Buoy positions cause safety concerns during dredging projects
WILMINGTON, N.C. (WECT) - From beach renourishment projects to clearing waterways of built-up sand, dredging is common in Southeastern North Carolina.
But there are some safety concerns with buoys in the inlets, like the Lockwood Folly Inlet or Carolina Beach Inlet, before, during and after dredging.
The U.S. Army Corps of Engineers is in contact with the Coast Guard almost daily, they’re the ones responsible for moving the buoys when there is a dredging project, but the Coast Guard also covers hundreds of miles up and down our coastline, so there are times when buoys don’t get removed before the start of a project.
“The safety for all our practices is paramount. Mother Nature can be fickle. Sometimes the elements of our coast can be very dynamic. We can dredge that day and next week a nor’easter can come in and change. So, that’s why it’s always important for mariners to look at our surveys and be safe when they go in an inlet,” Bob Keistler, the chief of civil works programs with the Wilmington branch of the U.S. Army Corps of Engineers, said. “Sometimes the buoys Mother Nature moves back and forth for authorized to dredge and fall in deep water. Sometimes it moves in always in the perfect spot. Because by the nature of the channel, or because we’ve had to move to dredge. We coordinate the Coast Guard and they come in and adjust those the best they can when they have to coordinate with the coast guard all the time.”
It’s caused some safety concerns for boaters and fishermen out on the water. Keistler said sometimes the process of starting a dredging project happens faster than expected and it doesn’t give the Coast Guard time to remove buoys from inlets. Dredging will still take place, but the buoys will likely be moved from their original spot while the dredging happens.
The Coast Guard is contacted right away to replace the buoys, but in the meantime, they want to remind boaters to keep an eye on surveys once dredging is finished in case the buoys aren’t in the right place.
Captain Scott Collins with SeaTow in Wrightsville Beach is also sending a message to people before they get into any trouble on the water.
“You know, being out there if you’re not keeping up with the current conditions and status of the inlets, you know, you normally naturally trust the buoys. And if the buoys are not in the right place, you can get into trouble real quick,” Collins said. “Don’t go for something if you have a bad feeling or if you’re unsure if you know, a channel or the situation that you’re in, you know, don’t push it.”
To check the latest surveys with the USACE, click here.

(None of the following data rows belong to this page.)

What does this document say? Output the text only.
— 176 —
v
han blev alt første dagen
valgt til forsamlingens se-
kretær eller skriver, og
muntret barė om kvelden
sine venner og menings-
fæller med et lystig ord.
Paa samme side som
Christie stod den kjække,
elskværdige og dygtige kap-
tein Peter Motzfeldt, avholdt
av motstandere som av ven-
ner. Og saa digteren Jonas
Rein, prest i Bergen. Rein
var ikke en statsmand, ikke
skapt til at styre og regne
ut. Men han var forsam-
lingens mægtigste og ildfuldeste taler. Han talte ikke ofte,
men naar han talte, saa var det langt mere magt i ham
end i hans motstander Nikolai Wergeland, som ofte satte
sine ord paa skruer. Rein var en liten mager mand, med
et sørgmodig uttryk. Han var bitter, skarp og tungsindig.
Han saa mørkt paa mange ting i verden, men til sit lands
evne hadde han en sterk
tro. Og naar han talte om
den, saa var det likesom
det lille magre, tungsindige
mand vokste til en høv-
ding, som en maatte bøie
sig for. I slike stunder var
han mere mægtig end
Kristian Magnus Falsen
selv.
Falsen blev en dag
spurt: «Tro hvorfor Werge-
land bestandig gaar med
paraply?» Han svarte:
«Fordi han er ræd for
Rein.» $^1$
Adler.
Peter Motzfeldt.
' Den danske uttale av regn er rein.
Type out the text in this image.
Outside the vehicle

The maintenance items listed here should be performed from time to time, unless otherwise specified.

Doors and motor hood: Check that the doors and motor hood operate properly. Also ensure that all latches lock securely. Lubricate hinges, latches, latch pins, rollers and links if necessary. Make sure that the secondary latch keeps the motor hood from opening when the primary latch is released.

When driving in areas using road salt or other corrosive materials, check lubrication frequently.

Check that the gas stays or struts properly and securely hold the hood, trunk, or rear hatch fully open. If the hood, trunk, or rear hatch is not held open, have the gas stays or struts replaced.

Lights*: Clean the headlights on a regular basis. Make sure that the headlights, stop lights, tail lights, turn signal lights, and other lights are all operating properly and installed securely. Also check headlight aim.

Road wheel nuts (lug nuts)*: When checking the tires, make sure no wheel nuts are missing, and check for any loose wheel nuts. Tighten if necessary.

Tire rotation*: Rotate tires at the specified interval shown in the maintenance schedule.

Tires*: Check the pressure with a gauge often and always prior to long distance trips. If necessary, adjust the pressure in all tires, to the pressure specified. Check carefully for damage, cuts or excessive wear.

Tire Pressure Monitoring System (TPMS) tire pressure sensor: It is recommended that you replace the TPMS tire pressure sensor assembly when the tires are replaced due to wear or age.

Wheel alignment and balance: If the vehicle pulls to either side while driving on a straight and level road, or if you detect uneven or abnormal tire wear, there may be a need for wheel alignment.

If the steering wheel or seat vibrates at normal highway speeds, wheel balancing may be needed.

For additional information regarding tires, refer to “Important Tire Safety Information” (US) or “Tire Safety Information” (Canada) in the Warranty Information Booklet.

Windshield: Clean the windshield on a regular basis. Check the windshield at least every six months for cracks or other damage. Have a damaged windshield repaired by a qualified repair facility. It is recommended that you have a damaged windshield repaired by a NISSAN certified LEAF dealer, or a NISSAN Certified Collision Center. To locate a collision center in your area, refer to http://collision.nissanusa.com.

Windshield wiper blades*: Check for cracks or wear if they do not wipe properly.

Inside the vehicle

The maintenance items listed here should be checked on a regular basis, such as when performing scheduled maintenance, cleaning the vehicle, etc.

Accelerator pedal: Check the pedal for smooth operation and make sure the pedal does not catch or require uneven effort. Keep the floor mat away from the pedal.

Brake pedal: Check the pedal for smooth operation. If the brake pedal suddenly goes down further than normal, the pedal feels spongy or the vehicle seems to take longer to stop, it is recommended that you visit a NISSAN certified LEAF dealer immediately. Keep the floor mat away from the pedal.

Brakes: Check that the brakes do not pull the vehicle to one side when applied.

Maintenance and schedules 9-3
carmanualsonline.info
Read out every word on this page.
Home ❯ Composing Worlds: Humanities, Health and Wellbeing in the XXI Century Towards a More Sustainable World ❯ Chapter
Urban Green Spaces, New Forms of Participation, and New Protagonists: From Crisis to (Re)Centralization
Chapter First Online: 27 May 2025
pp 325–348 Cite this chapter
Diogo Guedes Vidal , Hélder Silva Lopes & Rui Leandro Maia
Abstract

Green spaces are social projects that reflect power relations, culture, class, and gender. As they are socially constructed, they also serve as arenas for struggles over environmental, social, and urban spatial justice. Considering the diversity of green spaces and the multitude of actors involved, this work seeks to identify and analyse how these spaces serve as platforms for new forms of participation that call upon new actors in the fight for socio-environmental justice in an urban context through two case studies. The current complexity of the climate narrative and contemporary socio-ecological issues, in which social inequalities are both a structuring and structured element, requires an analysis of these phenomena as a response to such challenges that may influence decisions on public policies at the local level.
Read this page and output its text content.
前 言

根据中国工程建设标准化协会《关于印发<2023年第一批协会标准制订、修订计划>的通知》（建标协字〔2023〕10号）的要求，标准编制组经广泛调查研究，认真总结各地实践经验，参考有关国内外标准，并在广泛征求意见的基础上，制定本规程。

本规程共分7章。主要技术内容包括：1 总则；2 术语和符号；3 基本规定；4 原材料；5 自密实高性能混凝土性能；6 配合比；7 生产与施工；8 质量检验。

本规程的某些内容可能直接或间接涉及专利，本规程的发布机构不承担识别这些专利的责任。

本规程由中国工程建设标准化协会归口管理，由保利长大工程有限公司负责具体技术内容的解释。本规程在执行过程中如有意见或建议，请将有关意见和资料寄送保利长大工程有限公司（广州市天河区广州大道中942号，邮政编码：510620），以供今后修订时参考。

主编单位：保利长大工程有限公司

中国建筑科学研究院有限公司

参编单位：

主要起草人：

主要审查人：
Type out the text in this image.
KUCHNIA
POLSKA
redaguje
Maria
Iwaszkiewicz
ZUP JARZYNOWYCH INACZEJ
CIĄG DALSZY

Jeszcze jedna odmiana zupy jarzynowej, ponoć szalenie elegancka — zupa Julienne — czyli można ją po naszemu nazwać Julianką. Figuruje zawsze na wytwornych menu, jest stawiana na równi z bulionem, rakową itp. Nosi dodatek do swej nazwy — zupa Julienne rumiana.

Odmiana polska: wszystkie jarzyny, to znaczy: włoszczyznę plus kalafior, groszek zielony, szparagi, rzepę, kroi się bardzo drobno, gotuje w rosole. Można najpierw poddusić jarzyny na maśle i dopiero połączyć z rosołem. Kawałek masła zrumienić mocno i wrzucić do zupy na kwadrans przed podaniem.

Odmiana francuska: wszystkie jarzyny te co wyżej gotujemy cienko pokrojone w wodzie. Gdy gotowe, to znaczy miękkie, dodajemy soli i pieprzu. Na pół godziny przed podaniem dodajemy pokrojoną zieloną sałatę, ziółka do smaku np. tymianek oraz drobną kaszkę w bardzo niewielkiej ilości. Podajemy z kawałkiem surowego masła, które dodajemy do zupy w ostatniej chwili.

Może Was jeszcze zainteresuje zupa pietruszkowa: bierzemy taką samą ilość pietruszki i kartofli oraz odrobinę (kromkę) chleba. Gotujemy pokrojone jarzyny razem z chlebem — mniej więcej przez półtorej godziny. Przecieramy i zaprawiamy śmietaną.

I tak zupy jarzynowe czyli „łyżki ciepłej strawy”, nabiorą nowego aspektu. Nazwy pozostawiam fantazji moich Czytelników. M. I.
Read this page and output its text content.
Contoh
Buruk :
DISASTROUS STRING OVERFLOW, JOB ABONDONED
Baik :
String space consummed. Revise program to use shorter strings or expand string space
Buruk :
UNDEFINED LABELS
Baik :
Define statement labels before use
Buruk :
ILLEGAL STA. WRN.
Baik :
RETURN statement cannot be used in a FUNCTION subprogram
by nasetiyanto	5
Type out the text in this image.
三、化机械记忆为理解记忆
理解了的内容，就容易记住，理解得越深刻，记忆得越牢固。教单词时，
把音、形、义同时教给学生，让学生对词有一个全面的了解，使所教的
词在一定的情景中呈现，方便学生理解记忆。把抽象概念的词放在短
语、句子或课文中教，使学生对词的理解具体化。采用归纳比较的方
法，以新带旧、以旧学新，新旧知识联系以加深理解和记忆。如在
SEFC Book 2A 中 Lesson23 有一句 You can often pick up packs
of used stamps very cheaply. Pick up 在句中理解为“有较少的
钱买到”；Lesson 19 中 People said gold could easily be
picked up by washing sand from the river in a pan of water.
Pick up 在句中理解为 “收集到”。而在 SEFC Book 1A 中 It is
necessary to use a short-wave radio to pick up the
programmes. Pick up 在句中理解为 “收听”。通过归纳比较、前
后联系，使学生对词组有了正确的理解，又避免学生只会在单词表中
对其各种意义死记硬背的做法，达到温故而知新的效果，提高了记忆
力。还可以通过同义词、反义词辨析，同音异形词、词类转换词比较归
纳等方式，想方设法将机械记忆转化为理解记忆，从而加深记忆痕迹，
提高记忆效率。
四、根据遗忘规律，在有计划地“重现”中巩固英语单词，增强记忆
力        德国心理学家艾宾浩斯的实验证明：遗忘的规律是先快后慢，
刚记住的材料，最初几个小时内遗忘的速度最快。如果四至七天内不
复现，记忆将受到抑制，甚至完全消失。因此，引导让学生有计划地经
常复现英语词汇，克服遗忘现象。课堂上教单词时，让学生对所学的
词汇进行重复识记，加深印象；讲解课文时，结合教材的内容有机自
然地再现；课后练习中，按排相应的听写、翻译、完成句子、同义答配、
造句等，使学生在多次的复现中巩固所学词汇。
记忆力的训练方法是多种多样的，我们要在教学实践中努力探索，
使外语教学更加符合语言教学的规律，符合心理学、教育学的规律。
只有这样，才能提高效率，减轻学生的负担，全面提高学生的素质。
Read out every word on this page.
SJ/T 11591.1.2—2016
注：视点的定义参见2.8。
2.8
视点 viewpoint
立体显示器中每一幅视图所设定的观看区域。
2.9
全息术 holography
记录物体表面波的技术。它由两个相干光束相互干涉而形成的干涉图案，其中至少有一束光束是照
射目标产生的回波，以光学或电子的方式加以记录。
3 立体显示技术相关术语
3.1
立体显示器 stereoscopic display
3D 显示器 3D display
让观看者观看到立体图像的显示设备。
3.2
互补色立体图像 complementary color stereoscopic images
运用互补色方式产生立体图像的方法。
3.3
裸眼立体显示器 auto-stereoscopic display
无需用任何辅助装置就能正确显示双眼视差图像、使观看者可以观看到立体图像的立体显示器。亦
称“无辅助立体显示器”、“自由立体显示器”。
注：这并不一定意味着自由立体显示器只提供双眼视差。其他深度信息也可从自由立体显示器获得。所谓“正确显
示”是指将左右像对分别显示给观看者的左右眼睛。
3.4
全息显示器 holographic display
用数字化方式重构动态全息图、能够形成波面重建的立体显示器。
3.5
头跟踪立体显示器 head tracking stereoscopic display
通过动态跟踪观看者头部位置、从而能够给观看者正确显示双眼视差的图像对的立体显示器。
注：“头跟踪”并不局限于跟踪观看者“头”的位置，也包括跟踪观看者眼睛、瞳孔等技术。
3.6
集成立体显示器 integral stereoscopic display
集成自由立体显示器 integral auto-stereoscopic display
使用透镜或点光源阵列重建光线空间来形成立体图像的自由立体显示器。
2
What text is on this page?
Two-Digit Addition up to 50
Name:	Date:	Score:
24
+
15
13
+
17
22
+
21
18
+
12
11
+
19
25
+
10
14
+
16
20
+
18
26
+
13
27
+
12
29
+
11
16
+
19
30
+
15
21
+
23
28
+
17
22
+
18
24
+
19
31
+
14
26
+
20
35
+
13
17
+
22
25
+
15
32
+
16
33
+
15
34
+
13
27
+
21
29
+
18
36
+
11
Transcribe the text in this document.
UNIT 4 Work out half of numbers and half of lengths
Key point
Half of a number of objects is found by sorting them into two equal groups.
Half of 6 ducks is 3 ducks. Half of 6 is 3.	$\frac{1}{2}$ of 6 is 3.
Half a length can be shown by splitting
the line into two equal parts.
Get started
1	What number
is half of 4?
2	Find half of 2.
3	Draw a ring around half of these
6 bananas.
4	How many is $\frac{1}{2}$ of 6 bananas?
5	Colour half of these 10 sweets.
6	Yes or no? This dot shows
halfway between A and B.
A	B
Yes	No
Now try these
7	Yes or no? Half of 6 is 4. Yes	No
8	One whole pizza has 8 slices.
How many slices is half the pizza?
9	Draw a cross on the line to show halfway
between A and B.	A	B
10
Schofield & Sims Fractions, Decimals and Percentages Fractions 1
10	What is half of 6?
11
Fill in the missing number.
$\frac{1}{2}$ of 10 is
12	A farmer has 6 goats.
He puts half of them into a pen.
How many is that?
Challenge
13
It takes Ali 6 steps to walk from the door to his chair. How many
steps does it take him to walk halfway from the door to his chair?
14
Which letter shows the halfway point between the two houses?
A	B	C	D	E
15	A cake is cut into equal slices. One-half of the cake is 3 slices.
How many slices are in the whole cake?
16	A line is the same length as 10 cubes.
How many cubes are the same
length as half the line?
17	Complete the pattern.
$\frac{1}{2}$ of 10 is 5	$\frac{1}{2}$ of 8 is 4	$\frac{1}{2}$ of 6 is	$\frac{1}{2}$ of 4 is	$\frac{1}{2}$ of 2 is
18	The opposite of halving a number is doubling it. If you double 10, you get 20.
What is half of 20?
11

A spokesperson for the USACE sent WECT the following list of current and upcoming dredging projects:
- Government Plant (our own shallow draft vessels):
- MERRITT – is currently dredging in Lockwood Folly Inlet. They began on Oct. 3rd and hope to complete the dredging sometime next week.
- MERRITT – after Lockwood Folly Inlet, it will move to Carolina Beach Inlet to dredge for about 7 days.
- Contract Dredging:
- AIWW – we have 2 Atlantic Intracoastal Waterway contracts that will begin in mid-to-late November. Dredging for both contracts will be completed by the end of March.
- Areas to be dredged for AIWW Contract #1 are: New River Inlet Crossing, a portion of New River between the AIWW and the Hwy 172 bridge, and two locations behind Onslow Beach adjacent to Camp Lejeune.
- Areas to be dredged for AIWW Contract #2 are: Shinn Creek/Masonboro Inlet Crossing, Lockwood Folly Inlet Crossing, Shallotte River Crossing, and Shallotte Inlet Crossing
- In the Cape Fear River, they will start 2 contracts in November:
- Contract 1: will dredge 2 channels near Bald Head Island and the sand will be placed on the beaches at Bald Head Island.
- Contract 2: In Wilmington, will dredge 2 turning basins, one in the vicinity of the State Ports, and the other near Live Oak Bank Pavilion. The material will be placed on Eagle Island.